By all the norms of politics and common decency, Boris Johnson will soon be gone from high office. Every resignation letter resonates with the same tone of reluctance and exasperation: “You’ve achieved X but now we’re mired in competence and reputation scandals so I cannot serve.” Welcome though these resignations are, they miss the point.
There are no norms of politics and – for the narrow elite that Conservative politicians are now drawn from – no norms of common decency.
What triggered the resignations of the Chancellor, Health Secretary, Solicitor General and numerous junior frontbenchers was not only the active cover-up of Christopher Pincher’s alleged sexual misdemeanours. It was the blatant resort to Johnson’s reprehensible modus operandi: break the rules, lie, send others out to repeat the lie, issue a smirking semi-apology when found out and attempt to move on.
Rishi Sunak, Sajid Javid, Alex Chalk and the rest understood that modus operandi and accepted it, until it no longer worked. They accepted it, like the whole Tory party and much of its electorate, because it delivered unaccountable government.
It allowed ministers to dole out Covid contracts to people they met in pubs; or to companies recently created by Conservative peers. It allowed £4.9bn of taxpayers’ money to be given in fraudulent loans to failing businesses, while ordinary families struggled to keep the lights on.
Even in the Tories’ most cherished sanctum – the Ministry of Defence (MoD) – it has allowed more than £5bn to be wasted on a light tank that doesn’t work, and left Royal Navy ships without surface-to-surface missiles to defend themselves.
And it has allowed a flagrant disregard for decency: Pincher’s letter of apology began with the line “last night I drank far too much…”. His alleged pick-up line with Alex Story, a Conservative and former rower that complained about his advances in 2017, was “you will go far in the Conservative Party”. Leave aside the coercive implications of that and think of the political implications. The people who’ve “gone far” are those who’ve played the game – of favours and humiliations.
Think of Javid, who resigned as chancellor in 2020 because Johnson empowered Dominic Cummings to dismiss Javid’s special adviser. He allowed himself to be reappointed as the health secretary nonetheless, replacing Matt Hancock after he handed his adviser Gina Coladangelo, who he was having an affair with, a job whose advertisement was prematurely removed.
The pervasive presence of sex – consensual and non-consensual – in Tory scandals should not be laughed away as evidence of a pervasive social liberalism. Sex, in politics, is about flaunting and gaining power.
If your boss has been accused of using his position to try to advance the careers of his mistresses, and of conducting his affairs with them on government property, if the deputy chief whip – responsible for staff wellbeing – is rumoured to be “handsy”, then everyone who knows about this is both compromised and empowered.

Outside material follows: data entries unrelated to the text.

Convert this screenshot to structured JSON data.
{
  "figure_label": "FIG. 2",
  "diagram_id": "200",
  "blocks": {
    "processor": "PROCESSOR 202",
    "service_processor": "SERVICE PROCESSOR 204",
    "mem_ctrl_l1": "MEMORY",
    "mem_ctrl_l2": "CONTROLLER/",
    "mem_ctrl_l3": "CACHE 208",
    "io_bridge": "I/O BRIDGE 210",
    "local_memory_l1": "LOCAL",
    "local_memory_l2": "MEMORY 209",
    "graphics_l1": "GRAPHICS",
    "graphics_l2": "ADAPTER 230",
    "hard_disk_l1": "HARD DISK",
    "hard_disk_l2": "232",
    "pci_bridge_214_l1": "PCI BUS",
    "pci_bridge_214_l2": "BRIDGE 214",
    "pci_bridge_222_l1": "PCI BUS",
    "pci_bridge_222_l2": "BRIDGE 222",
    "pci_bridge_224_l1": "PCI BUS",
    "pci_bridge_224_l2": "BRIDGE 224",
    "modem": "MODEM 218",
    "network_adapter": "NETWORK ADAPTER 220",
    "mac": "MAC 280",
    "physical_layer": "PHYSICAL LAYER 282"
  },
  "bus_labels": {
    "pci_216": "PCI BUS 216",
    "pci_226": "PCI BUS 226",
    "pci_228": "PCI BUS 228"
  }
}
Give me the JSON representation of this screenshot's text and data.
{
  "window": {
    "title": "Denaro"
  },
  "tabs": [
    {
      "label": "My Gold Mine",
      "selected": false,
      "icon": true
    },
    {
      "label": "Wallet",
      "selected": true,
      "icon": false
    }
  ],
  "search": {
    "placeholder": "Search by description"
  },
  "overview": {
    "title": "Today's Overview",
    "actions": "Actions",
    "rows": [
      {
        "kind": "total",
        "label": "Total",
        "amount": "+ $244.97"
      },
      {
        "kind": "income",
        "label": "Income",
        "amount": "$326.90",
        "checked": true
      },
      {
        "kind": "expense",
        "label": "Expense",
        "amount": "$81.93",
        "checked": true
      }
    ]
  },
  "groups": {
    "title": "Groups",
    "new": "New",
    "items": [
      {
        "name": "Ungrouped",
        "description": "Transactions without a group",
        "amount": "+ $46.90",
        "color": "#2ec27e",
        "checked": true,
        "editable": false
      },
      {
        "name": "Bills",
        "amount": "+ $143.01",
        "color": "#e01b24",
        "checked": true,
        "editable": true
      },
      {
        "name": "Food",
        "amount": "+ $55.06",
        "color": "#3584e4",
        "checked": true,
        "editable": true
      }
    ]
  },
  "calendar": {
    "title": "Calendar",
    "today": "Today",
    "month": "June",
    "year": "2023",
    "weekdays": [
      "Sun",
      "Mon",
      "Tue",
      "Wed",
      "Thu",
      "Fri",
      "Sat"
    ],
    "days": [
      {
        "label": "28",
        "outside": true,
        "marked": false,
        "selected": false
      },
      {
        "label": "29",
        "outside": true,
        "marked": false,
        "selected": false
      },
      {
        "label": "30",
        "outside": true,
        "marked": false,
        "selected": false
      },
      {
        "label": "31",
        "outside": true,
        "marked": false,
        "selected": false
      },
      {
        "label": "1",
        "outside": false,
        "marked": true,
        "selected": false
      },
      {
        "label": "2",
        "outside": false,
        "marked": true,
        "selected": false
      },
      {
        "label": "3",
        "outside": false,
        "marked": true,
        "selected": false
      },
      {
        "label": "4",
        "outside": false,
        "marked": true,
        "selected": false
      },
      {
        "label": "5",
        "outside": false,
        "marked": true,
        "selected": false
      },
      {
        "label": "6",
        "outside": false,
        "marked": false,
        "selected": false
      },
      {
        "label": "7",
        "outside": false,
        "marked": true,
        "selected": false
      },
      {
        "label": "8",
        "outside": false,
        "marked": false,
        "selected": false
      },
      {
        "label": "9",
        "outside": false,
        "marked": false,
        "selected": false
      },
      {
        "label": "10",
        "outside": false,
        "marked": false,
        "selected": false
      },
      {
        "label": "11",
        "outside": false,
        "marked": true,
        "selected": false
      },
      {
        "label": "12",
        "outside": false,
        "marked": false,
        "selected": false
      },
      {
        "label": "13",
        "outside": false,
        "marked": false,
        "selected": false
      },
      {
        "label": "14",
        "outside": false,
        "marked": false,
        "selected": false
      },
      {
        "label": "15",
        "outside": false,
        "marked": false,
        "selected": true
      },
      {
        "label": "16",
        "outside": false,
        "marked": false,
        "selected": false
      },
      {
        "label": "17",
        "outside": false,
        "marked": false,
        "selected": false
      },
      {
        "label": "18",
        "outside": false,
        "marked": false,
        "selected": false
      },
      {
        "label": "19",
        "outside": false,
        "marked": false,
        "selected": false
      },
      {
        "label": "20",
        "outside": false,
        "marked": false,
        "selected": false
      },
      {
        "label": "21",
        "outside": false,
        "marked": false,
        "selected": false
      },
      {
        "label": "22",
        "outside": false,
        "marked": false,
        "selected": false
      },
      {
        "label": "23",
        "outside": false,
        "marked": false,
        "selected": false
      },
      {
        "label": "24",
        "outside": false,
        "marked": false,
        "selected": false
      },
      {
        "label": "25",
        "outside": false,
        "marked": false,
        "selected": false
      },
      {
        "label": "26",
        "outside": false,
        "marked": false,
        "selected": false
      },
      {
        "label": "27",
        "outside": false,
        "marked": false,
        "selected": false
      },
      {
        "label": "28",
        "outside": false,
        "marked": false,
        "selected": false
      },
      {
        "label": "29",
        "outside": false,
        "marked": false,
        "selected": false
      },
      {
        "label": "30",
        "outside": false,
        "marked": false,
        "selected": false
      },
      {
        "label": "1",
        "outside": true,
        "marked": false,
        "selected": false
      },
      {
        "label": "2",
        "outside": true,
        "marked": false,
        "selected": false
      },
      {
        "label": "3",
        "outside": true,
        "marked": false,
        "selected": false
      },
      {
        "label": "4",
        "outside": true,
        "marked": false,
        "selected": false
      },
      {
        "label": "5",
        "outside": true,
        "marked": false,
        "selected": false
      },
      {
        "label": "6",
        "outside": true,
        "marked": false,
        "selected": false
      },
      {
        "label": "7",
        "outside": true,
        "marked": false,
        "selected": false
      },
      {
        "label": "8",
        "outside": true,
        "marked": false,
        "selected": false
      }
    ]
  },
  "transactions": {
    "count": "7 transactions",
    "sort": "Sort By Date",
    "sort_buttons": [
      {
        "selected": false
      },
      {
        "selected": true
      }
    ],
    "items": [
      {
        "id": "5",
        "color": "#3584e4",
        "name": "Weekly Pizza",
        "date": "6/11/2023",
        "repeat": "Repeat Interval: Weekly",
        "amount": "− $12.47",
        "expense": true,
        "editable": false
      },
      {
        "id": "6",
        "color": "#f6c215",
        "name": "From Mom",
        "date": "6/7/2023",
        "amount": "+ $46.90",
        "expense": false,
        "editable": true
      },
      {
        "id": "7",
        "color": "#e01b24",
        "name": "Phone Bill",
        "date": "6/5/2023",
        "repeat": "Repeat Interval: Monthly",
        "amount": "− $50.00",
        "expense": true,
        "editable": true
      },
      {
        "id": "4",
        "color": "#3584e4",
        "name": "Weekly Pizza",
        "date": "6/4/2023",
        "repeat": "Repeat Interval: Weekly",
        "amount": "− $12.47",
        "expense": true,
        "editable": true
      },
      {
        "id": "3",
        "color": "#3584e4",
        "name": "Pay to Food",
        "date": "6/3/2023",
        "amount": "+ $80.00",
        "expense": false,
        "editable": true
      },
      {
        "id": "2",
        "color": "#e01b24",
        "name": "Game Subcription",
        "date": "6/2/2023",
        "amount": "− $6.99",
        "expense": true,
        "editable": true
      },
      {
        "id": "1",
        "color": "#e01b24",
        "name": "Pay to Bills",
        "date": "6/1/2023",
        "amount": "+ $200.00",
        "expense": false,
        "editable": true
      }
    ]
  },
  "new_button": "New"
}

Everyone “has something” on everyone else and, in theory, what you get from it – tolerance for failure, undeserved promotion, a peerage – might depend on how assertive you want to be.
I hope that Johnson goes before the parliament’s summer recess and the cabinet resignations stop. It may seem perverse for a political opponent to say so, but I do not want Ben Wallace – who has shown competence at the MoD, despite its procurement failures – to give way to an inexperienced backbencher who has no grasp of the issues.
[See also: Why Sajid Javid and Rishi Sunak finally lost patience with Boris Johnson]
We are too close to the bottom of the Tory barrel to see the whole government resign, to be replaced with people for whom the “cheat, lie, apologise and call Zelensky” shtick has become acceptable.
With Covid raging, with mountains of uncollected luggage at our major airports, with the war in Ukraine requiring long-term commitment, and with the economy sliding into recession, we need a government that can govern. Only a political institution called the Conservative Party has the democratic duty to form that government. But we may have reached a point where its control mechanisms cannot deliver.
Because, despite the fact that they are all mired in the sleaze, and all culpable for the tolerance of lying, there are real factional divisions. The most obvious cleavage is over whether political goodwill should continue to be bought by throwing borrowed money at families and businesses, or – as Sunak implied in his resignation letter – by imposing higher taxes and cutting public spending.
“Our people,” Sunak wrote in his resignation letter, “know that if something is too good to be true then it’s not true. They need to know that whilst there is a path to a better future, it is not an easy one.”
That, in a way, sums up the reality from which Johnson has hid throughout his time in office. The lies, the hollow promises, the spectacular borrowing, and the culture wars were all avoidance strategies.
Brexit, together with Covid, inflation and the secondary impacts of the Ukraine crisis, are delivering blow after blow to ordinary people’s living standards. When Johnsonism is over, and we survey the wreckage, we will understand. It was a distraction, and that is all it was.